BY STACY M. BROWN
With a lively and capacity crowd inside the Renaissance D.C. Downtown Hotel in Washington on Sept. 12, National Newspaper Publishers Association (NNPA) President and CEO Dr. Benjamin F. Chavis, Jr., and NNPA Chair Karen Carter Richards presented the annual National Leadership Awards.
The 2019 honorees were U.S. Representatives Karen Bass (DCalif.), Elijah E. Cummings (DMd.), Bobby Scott (D-Va.), Bennie Thompson (D-Miss.); Ray Curry, secretary-treasurer of the International Union, UAW; Shani W. Hosten, vice president of Multicultural Leadership, AARP; Dr. Kim Smith-Whitley, clinical director of Hematology and director of the Comprehensive Sickle Cell Center, Children’s Hospital of Philadelphia; and Crystal Windham, director of Cadillac Interior Design, General Motors.
Each of the recipients joined NNPA corporate partners and sponsors to reflect on the importance of the Black Press.
“I’d like to particularly thank the Black Press for keeping sickle cell disease in the light,” Whitley said, praising the NNPA for helping to shed light on the fact that one in 12 African Americans have the sickle cell trait, and the blood disorder disproportionately affects Black people.
Thanked Black Press
Another award recipient, Crystal Windham, also applauded the Black Press for its work.
Windham, the first African American woman director in General Motors Design history, said it was remarkable that the Black Press of America will celebrate 192 years. The NNPA observes its 80th anniversary in 2020.
“Do not stop doing what you do,” she said, before encouraging others to follow her historical path.
“I owe it to the individuals that paved the way for me. I’m just an ordinary girl from Detroit,” Windham said. “If I can do it, you can do it too.”
‘Honored and humbled’
Curry reminded the audience of the role that unions have played in America’s civil rights struggles. He also shared some of his own history as a beneficiary of benefits gained through the labor negotiation process.
“I’m truly honored and humbled to be recognized with such a distinguished award,” said Hosten. “I also want to recognize the outstanding legacy of the Black Press.
“I grew up reading the Richmond Free Press and the Richmond Afro; they were staples in our home, around our community, and in our church. Those stories told our stories, and I thank the Black Press for the continued partnership with AARP, and for 192 years of telling our story in our community which is so critical now more than ever,” Hosten added.
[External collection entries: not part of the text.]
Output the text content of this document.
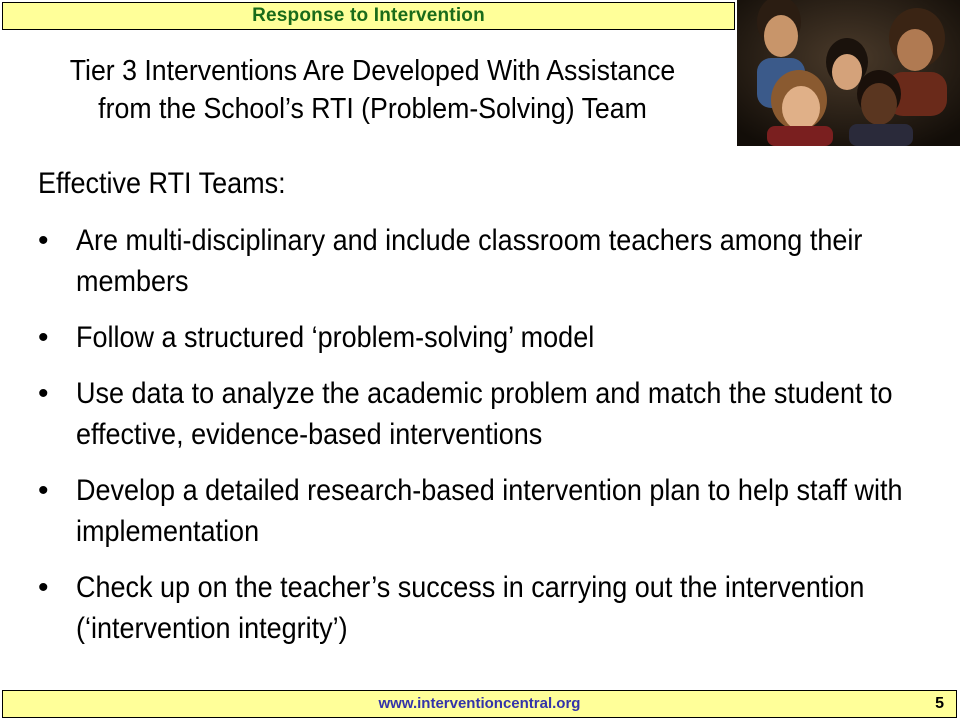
Response to Intervention
Tier 3 Interventions Are Developed With Assistance
from the School’s RTI (Problem-Solving) Team
Effective RTI Teams:
• Are multi-disciplinary and include classroom teachers among their members
• Follow a structured ‘problem-solving’ model
• Use data to analyze the academic problem and match the student to effective, evidence-based interventions
• Develop a detailed research-based intervention plan to help staff with implementation
• Check up on the teacher’s success in carrying out the intervention (‘intervention integrity’)
www.interventioncentral.org	5
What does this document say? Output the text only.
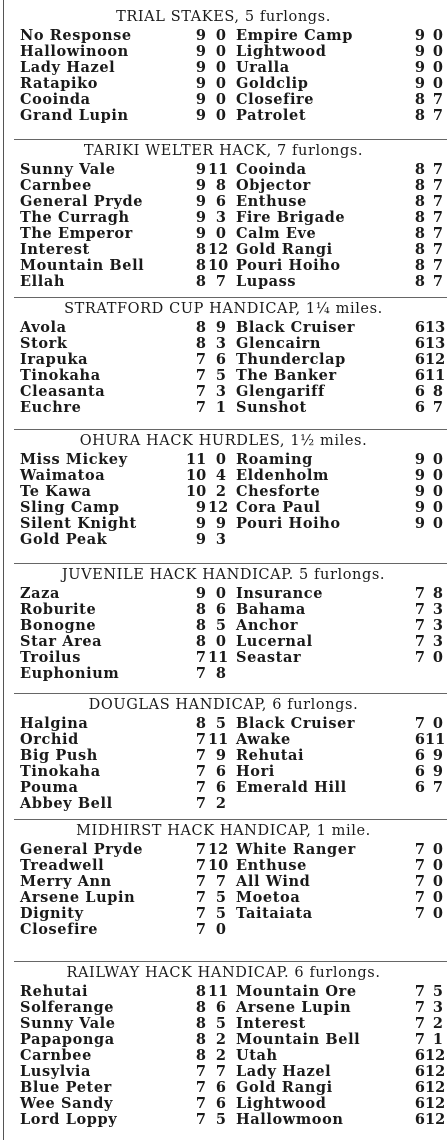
TRIAL STAKES, 5 furlongs.
No Response	9 0 Empire Camp	9 0
Hallowinoon	9 0 Lightwood	9 0
Lady Hazel	9 0 Uralla	9 0
Ratapiko	9 0 Goldclip	9 0
Cooinda	9 0 Closefire	8 7
Grand Lupin	9 0 Patrolet	8 7
TARIKI WELTER HACK, 7 furlongs.
Sunny Vale	9 11 Cooinda	8 7
Carnbee	9 8 Objector	8 7
General Pryde	9 6 Enthuse	8 7
The Curragh	9 3 Fire Brigade	8 7
The Emperor	9 0 Calm Eve	8 7
Interest	8 12 Gold Rangi	8 7
Mountain Bell	8 10 Pouri Hoiho	8 7
Ellah	8 7 Lupass	8 7
STRATFORD CUP HANDICAP, 1¼ miles.
Avola	8 9 Black Cruiser	6 13
Stork	8 3 Glencairn	6 13
Irapuka	7 6 Thunderclap	6 12
Tinokaha	7 5 The Banker	6 11
Cleasanta	7 3 Glengariff	6 8
Euchre	7 1 Sunshot	6 7
OHURA HACK HURDLES, 1½ miles.
Miss Mickey	11 0 Roaming	9 0
Waimatoa	10 4 Eldenholm	9 0
Te Kawa	10 2 Chesforte	9 0
Sling Camp	9 12 Cora Paul	9 0
Silent Knight	9 9 Pouri Hoiho	9 0
Gold Peak	9 3
JUVENILE HACK HANDICAP. 5 furlongs.
Zaza	9 0 Insurance	7 8
Roburite	8 6 Bahama	7 3
Bonogne	8 5 Anchor	7 3
Star Area	8 0 Lucernal	7 3
Troilus	7 11 Seastar	7 0
Euphonium	7 8
DOUGLAS HANDICAP, 6 furlongs.
Halgina	8 5 Black Cruiser	7 0
Orchid	7 11 Awake	6 11
Big Push	7 9 Rehutai	6 9
Tinokaha	7 6 Hori	6 9
Pouma	7 6 Emerald Hill	6 7
Abbey Bell	7 2
MIDHIRST HACK HANDICAP, 1 mile.
General Pryde	7 12 White Ranger	7 0
Treadwell	7 10 Enthuse	7 0
Merry Ann	7 7 All Wind	7 0
Arsene Lupin	7 5 Moetoa	7 0
Dignity	7 5 Taitaiata	7 0
Closefire	7 0
RAILWAY HACK HANDICAP. 6 furlongs.
Rehutai	8 11 Mountain Ore	7 5
Solferange	8 6 Arsene Lupin	7 3
Sunny Vale	8 5 Interest	7 2
Papaponga	8 2 Mountain Bell	7 1
Carnbee	8 2 Utah	6 12
Lusylvia	7 7 Lady Hazel	6 12
Blue Peter	7 6 Gold Rangi	6 12
Wee Sandy	7 6 Lightwood	6 12
Lord Loppy	7 5 Hallowmoon	6 12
Scott, who accepted the award for his national leadership in education, thanked Chavis and Carter Richards for their guidance of the Black Press. “The Black Press tells news that needs to be told,” Scott said.
Bass reflected, “We look to [The Black Press] for news. America knows the work you do, and we look to you to help tell our story,” she said.
About the awards
The gathering included appearances by the Rev. Jesse Jackson, NAACP President and CEO Derrick Johnson, NAACP Chairman Leon Russell, Cuban Ambassador to the United States José Ramón Cabañas, and famed film producer and MIT Media Lab research scholar Topper Carew.
The awards honor individuals who are national leaders in their specific fields and whose actions have helped to improve the quality of life for African Americans and others.
The NNPA, the trade organization representing African American-owned newspapers and media companies throughout the country, began the Leadership Awards in 2014 when it was decided that the optimal time to host such an event would be during the Congressional Black Caucus Foundation’s Annual Legislative Conference, a week-long gathering that’s held each September.
The shared objective of the conference and the NNPA National Leadership Awards is to network, collaborate, and strategize collectively for the advancement and empowerment of Black America.
“We salute them for the leadership they have displayed in the Black community and for their overall support of the Black Press,” NNPA Chair and Houston Forward Times Publisher Karen Carter Richards.
“The Black Press is needed now more than ever. We are the daily recorders of our history. We are, and forever will be, The Original Black Press of America,” Richards added.